Puisi Esai Denny JA: Surat yang Tertunda Ketika Bom di Hiroshima
- Penulis : Krista Riyanto
- Jumat, 14 Februari 2025 08:53 WIB

Kala itu Hiroshima masih utuh,
pasar ramai, sepeda berderak di gang-gang sempit.
Di kantor pos dekat jembatan Hijiyama,
seorang lelaki menulis dengan hati yang rindu.
Surat untuk istrinya di Nagasaki,
tentang sakura yang mulai mekar,
tentang udon kesukaannya yang akan dimasaknya sendiri.
Ia baru seminggu di Hiroshima, membangun harapan.
Istri yang mengandung menunggu di kota lain.
Jika semua lancar, mereka akan bersama.
Tapi sejarah tak memberi jeda
Ia menutupnya dengan janji,
yang saat itu terasa ringan:
“Aku akan pulang sebelum senja.”
Langit tiba-tiba menjadi putih.
Lebih terang dari seribu matahari.
Dalam sekejap, tubuhnya menguap menjadi cahaya.

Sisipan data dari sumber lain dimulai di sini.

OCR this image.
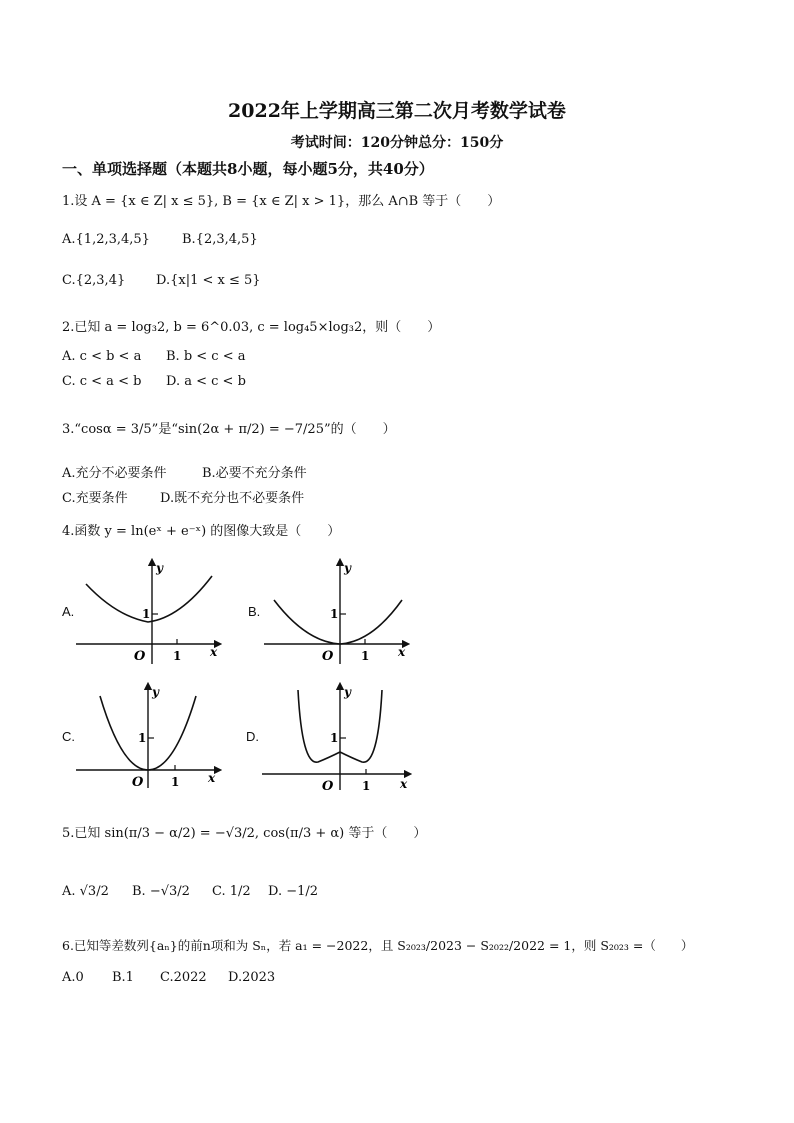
2022年上学期高三第二次月考数学试卷
考试时间：120分钟总分：150分
一、单项选择题（本题共8小题，每小题5分，共40分）
1.设 A = {x ∈ Z| x ≤ 5}, B = {x ∈ Z| x > 1}，那么 A∩B 等于（　　）
A.{1,2,3,4,5} B.{2,3,4,5}
C.{2,3,4} D.{x|1 < x ≤ 5}
2.已知 a = log₃2, b = 6^0.03, c = log₄5×log₃2，则（　　）
A. c < b < a B. b < c < a
C. c < a < b D. a < c < b
3.“cosα = 3/5”是“sin(2α + π/2) = −7/25”的（　　）
A.充分不必要条件	B.必要不充分条件
C.充要条件 D.既不充分也不必要条件
4.函数 y = ln(eˣ + e⁻ˣ) 的图像大致是（　　）
A.	B.
C.	D.
y
x
O
1
1
y
x
O
1
1
y
x
O
1
1
y
x
O
1
1
5.已知 sin(π/3 − α/2) = −√3/2, cos(π/3 + α) 等于（　　）
A. √3/2 B. −√3/2 C. 1/2 D. −1/2
6.已知等差数列{aₙ}的前n项和为 Sₙ，若 a₁ = −2022，且 S₂₀₂₃/2023 − S₂₀₂₂/2022 = 1，则 S₂₀₂₃ =（　　）
A.0 B.1 C.2022 D.2023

Bayangan tangannya masih melekat di dinding,
sebelum angin panas menghapus semuanya.
Kota menjadi arang dalam satu tarikan napas.
Surat itu terlepas dari genggamannya,
melayang seperti daun gugur,
kemudian terselip di antara reruntuhan
yang mendidih dalam sunyi.
Dunia pun berubah dalam satu kedipan.
Hiroshima lenyap,
bukan dalam musim, bukan dalam abad,
tapi dalam kedipan mata.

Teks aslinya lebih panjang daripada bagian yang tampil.